Rom. 8:38,39 For I am convinced that neither death nor life, neither angels nor demons, neither the present nor the future, nor any powers, 39 neither height nor depth, nor anything else in all creation, will be able to separate us from the love of God that is in Christ Jesus our Lord.

What do I want you to know?

1 Cor. 15:26 The last enemy to be destroyed is death.

The 23rd Psalm The LORD is my shepherd, I shall not be in want. 2 He makes me lie down in green pastures, he leads me beside quiet waters, 3 he restores my soul. He guides me in paths of righteousness for his name’s sake. 4 Even though I walk through the valley of the shadow of death, I will fear no evil, for you are with me; your rod and your staff, they comfort me. 5 You prepare a table before me in the presence of my enemies. You anoint my head with oil; my cup overflows. 6 Surely goodness and love will follow me all the days of my life, and I will dwell in the house of the LORD forever.
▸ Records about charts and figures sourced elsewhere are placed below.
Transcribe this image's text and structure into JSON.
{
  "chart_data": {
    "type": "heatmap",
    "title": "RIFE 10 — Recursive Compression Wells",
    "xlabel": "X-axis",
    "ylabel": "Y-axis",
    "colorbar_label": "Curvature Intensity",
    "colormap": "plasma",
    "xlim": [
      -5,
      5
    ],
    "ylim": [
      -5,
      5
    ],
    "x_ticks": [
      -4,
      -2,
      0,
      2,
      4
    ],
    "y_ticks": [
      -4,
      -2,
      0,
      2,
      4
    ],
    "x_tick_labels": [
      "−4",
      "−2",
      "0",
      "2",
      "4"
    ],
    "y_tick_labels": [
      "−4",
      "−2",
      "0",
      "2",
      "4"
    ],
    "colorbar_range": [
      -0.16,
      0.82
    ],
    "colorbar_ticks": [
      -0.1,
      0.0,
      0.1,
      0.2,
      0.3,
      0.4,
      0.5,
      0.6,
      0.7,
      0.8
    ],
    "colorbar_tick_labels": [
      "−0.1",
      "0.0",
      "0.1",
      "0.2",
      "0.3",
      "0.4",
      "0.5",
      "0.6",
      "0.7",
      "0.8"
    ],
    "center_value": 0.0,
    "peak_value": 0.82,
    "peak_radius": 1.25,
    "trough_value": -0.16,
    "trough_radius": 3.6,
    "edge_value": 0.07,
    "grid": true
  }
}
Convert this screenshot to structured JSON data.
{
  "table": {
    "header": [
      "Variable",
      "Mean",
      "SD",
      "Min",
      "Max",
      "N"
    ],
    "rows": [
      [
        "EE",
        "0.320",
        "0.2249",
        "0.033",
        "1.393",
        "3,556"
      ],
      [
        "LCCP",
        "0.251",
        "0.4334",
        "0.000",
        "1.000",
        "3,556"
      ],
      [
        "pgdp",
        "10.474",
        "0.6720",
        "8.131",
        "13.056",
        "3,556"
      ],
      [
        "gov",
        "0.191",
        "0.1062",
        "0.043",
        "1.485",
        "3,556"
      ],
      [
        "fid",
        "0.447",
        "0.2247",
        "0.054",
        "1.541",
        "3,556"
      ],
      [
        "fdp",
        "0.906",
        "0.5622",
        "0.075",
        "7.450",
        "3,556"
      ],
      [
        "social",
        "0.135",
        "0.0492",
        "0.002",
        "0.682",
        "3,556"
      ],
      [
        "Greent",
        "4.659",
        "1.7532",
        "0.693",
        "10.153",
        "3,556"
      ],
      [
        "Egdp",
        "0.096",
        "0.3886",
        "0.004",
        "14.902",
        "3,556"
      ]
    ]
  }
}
What do I want you to do? Never again fear death if you are a Committed Christ follower. If you are not yet a Christ follower make it so ASAP.

2 Cor. 5:1 Now we know that if the earthly tent we live in is destroyed, we have a building from God, an eternal house in heaven, not built by human hands. 2 Meanwhile we groan, longing to be clothed with our heavenly dwelling, 3 because when we are clothed, we will not be found naked.4 For while we are in this tent, we groan and are burdened, because we do not wish to be unclothed but to be clothed with our heavenly dwelling, so that what is mortal may be swallowed up by life.